For some, it was the convenience of the saleyards, for others the online auction system; still others sold direct to processors.
Jeanette Commins, Swifts Creek, said selling across a few different methods was a risk management strategy.
Chris and Jeanette Commins turn off 900 steers annually. Most of the cattle are sold in January and February to meet the grid of a processor’s pasture assured program. Their remaining steers were sold through the high country autumn calf sales.
A few cattle were sold direct as value-added meat packs, through a farmers’ market in Melbourne.
“We forward sell to a processor at an agreed price and sell through the mountain calf sales at market value,” Ms Commins said. “The best value for money strategy is selling direct to customers, but it’s not a dollar value. It’s the experience of determining the value chain and makes up a large part of our knowledge.”
The George Adams Corporation, with properties on Melbourne’s northern boundary, sell cattle through the Pakenham saleyards twice a year, turning off 800 weaners. The decision of when to sell – at eight to 10 months-old or at 12-14 months-old – was based on the market and season.

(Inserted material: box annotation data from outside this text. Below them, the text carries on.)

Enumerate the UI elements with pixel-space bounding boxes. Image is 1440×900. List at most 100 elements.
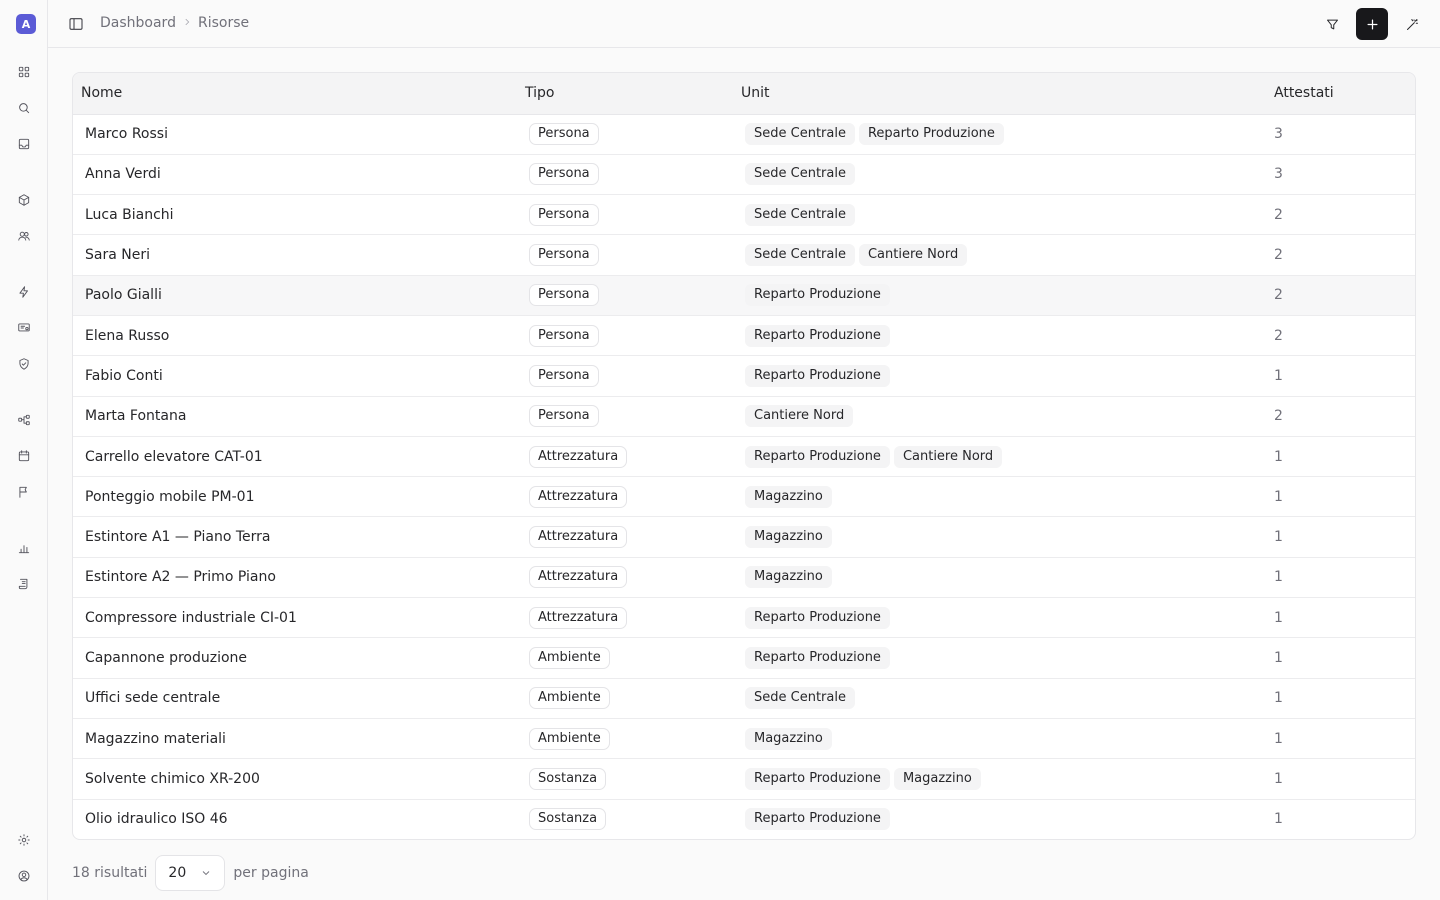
cell-unit: Reparto Produzione xyxy=(733,799,1266,839)
cell-tipo: Persona xyxy=(517,114,733,154)
cell-unit: Magazzino xyxy=(733,477,1266,517)
unit-badge: Reparto Produzione xyxy=(745,364,890,387)
table-row[interactable]: Capannone produzione Ambiente Reparto Prod… xyxy=(73,638,1415,679)
cell-tipo: Sostanza xyxy=(517,759,733,799)
cell-attestati: 3 xyxy=(1274,166,1283,183)
cell-nome: Fabio Conti xyxy=(85,367,163,384)
cell-nome: Paolo Gialli xyxy=(85,287,162,304)
breadcrumb-risorse[interactable]: Risorse xyxy=(198,15,249,31)
table-row[interactable]: Estintore A2 — Primo Piano Attrezzatura Ma… xyxy=(73,557,1415,598)
table-row[interactable]: Marco Rossi Persona Sede Centrale Reparto P… xyxy=(73,114,1415,155)
cell-tipo: Persona xyxy=(517,275,733,315)
per-page-label: per pagina xyxy=(233,865,309,881)
table-row[interactable]: Anna Verdi Persona Sede Centrale 3 xyxy=(73,154,1415,195)
column-header-tipo[interactable]: Tipo xyxy=(517,73,733,115)
cell-attestati: 1 xyxy=(1274,770,1283,787)
column-header-attestati[interactable]: Attestati xyxy=(1266,73,1415,115)
type-badge: Persona xyxy=(529,244,599,267)
table-row[interactable]: Carrello elevatore CAT-01 Attrezzatura Rep… xyxy=(73,436,1415,477)
table-row[interactable]: Luca Bianchi Persona Sede Centrale 2 xyxy=(73,195,1415,235)
chevron-down-icon xyxy=(203,871,210,876)
type-badge: Persona xyxy=(529,405,599,428)
cell-nome: Elena Russo xyxy=(85,327,170,344)
column-header-nome[interactable]: Nome xyxy=(73,73,517,115)
users-icon[interactable] xyxy=(14,226,34,246)
table-row[interactable]: Solvente chimico XR-200 Sostanza Reparto P… xyxy=(73,759,1415,800)
unit-badge: Reparto Produzione xyxy=(745,647,890,669)
calendar-icon[interactable] xyxy=(14,446,34,466)
cell-nome: Ponteggio mobile PM-01 xyxy=(85,488,255,505)
column-header-unit[interactable]: Unit xyxy=(733,73,1266,115)
cell-attestati: 1 xyxy=(1274,569,1283,586)
add-resource-button[interactable] xyxy=(1356,8,1388,40)
box-icon[interactable] xyxy=(14,190,34,210)
type-badge: Persona xyxy=(529,364,599,387)
wand-button[interactable] xyxy=(1396,8,1428,40)
type-badge: Persona xyxy=(529,324,599,347)
grid-icon[interactable] xyxy=(14,62,34,82)
wand-icon xyxy=(1406,18,1418,30)
panel-left-icon[interactable] xyxy=(66,14,86,34)
cell-tipo: Attrezzatura xyxy=(517,477,733,517)
breadcrumb: Dashboard Risorse xyxy=(100,15,249,31)
bar-chart-icon[interactable] xyxy=(14,538,34,558)
table-row[interactable]: Ponteggio mobile PM-01 Attrezzatura Magazz… xyxy=(73,477,1415,517)
scroll-icon[interactable] xyxy=(14,574,34,594)
unit-badge: Sede Centrale xyxy=(745,163,855,186)
shield-check-icon[interactable] xyxy=(14,354,34,374)
table-row[interactable]: Magazzino materiali Ambiente Magazzino 1 xyxy=(73,718,1415,759)
settings-icon[interactable] xyxy=(14,830,34,850)
table-row[interactable]: Elena Russo Persona Reparto Produzione 2 xyxy=(73,315,1415,356)
flag-icon[interactable] xyxy=(14,482,34,502)
certificate-icon[interactable] xyxy=(14,318,34,338)
cell-nome: Solvente chimico XR-200 xyxy=(85,770,260,787)
table-row[interactable]: Uffici sede centrale Ambiente Sede Central… xyxy=(73,678,1415,719)
type-badge: Attrezzatura xyxy=(529,606,628,629)
cell-tipo: Attrezzatura xyxy=(517,517,733,557)
cell-tipo: Attrezzatura xyxy=(517,598,733,638)
cell-nome: Uffici sede centrale xyxy=(85,690,221,707)
unit-badge: Sede Centrale xyxy=(745,123,855,146)
search-icon[interactable] xyxy=(14,98,34,118)
unit-badge: Reparto Produzione xyxy=(745,324,890,347)
cell-tipo: Persona xyxy=(517,315,733,355)
cell-unit: Sede Centrale xyxy=(733,154,1266,194)
breadcrumb-dashboard[interactable]: Dashboard xyxy=(100,15,176,31)
table-row[interactable]: Olio idraulico ISO 46 Sostanza Reparto Pro… xyxy=(73,799,1415,839)
table-header-row: Nome Tipo Unit Attestati xyxy=(73,73,1415,115)
results-count: 18 risultati xyxy=(72,865,148,881)
unit-badge: Reparto Produzione xyxy=(745,808,890,831)
cell-tipo: Persona xyxy=(517,396,733,436)
table-row[interactable]: Estintore A1 — Piano Terra Attrezzatura Ma… xyxy=(73,517,1415,558)
type-badge: Persona xyxy=(529,203,599,226)
page-size-select[interactable]: 20 xyxy=(155,855,226,891)
type-badge: Persona xyxy=(529,163,599,186)
filter-button[interactable] xyxy=(1316,8,1348,40)
app-logo[interactable]: A xyxy=(16,14,36,34)
cell-attestati: 1 xyxy=(1274,529,1283,546)
cell-tipo: Ambiente xyxy=(517,718,733,758)
inbox-icon[interactable] xyxy=(14,134,34,154)
cell-unit: Reparto Produzione xyxy=(733,315,1266,355)
cell-unit: Sede Centrale Reparto Produzione xyxy=(733,114,1266,154)
workflow-icon[interactable] xyxy=(14,410,34,430)
type-badge: Attrezzatura xyxy=(529,566,628,589)
cell-nome: Estintore A2 — Primo Piano xyxy=(85,569,276,586)
cell-attestati: 1 xyxy=(1274,730,1283,747)
user-circle-icon[interactable] xyxy=(14,866,34,886)
table-row[interactable]: Marta Fontana Persona Cantiere Nord 2 xyxy=(73,396,1415,437)
table-row[interactable]: Sara Neri Persona Sede Centrale Cantiere No… xyxy=(73,235,1415,276)
cell-unit: Reparto Produzione Magazzino xyxy=(733,759,1266,799)
table-row[interactable]: Compressore industriale CI-01 Attrezzatur… xyxy=(73,598,1415,638)
cell-attestati: 2 xyxy=(1274,287,1283,304)
cell-unit: Reparto Produzione xyxy=(733,356,1266,396)
cell-unit: Sede Centrale Cantiere Nord xyxy=(733,235,1266,275)
cell-tipo: Persona xyxy=(517,235,733,275)
table-row[interactable]: Fabio Conti Persona Reparto Produzione 1 xyxy=(73,356,1415,397)
table-row[interactable]: Paolo Gialli Persona Reparto Produzione 2 xyxy=(73,275,1415,316)
chevron-right-icon xyxy=(182,15,192,31)
filter-icon xyxy=(1326,19,1338,29)
zap-icon[interactable] xyxy=(14,282,34,302)
cell-attestati: 1 xyxy=(1274,811,1283,828)
cell-tipo: Ambiente xyxy=(517,638,733,678)
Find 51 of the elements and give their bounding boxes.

“It all depends on what’s happening in the market at the time and what’s happening on the property,” manager Jack Dowell said.
Crooked Rivers’ Murray Gibbs agreed: “If the season’s favourable, I sell 15 month-old steers at 400kg, grown steers and fat heifers 420-460kg. If the season’s poor, I sell weaners.”
“The saleyards system is convenient, competitive and favourable,” he said.
Other producers used the saleyards as a buying location. Waratah Bay’s Brad Gale breeds steers to meet a processor’s pasture assured program and purchased extra steers at the saleyards during spring.
His sales and purchases are facilitated by a livestock agent.
“He books the cattle in and negotiates the best price and comes out on the day the cattle are sold,” Mr Gale said. “He also knows the specifications of cattle I want to buy, so he spends the time I don’t have looking at livestock and negotiates the best price.
“He saves me a job and he should have his finger on the pulse, knowing what quantities and quality I want and the prices I’m prepared to pay.”
Feedlot owner Ray Perryman, Tocumwal, NSW, turns over 2000 cattle per year and only buys out of the saleyards.
“It’s where you get the range, the numbers of cattle and the competitive price,” he said.
He backgrounded cattle that, when it came to sell, meet specific criteria negotiated on his behalf by a livestock agent, with an abattoir.
Processors on the other hand, dealing with large numbers of older cattle finished to specifications, preferred to buy out of the paddock.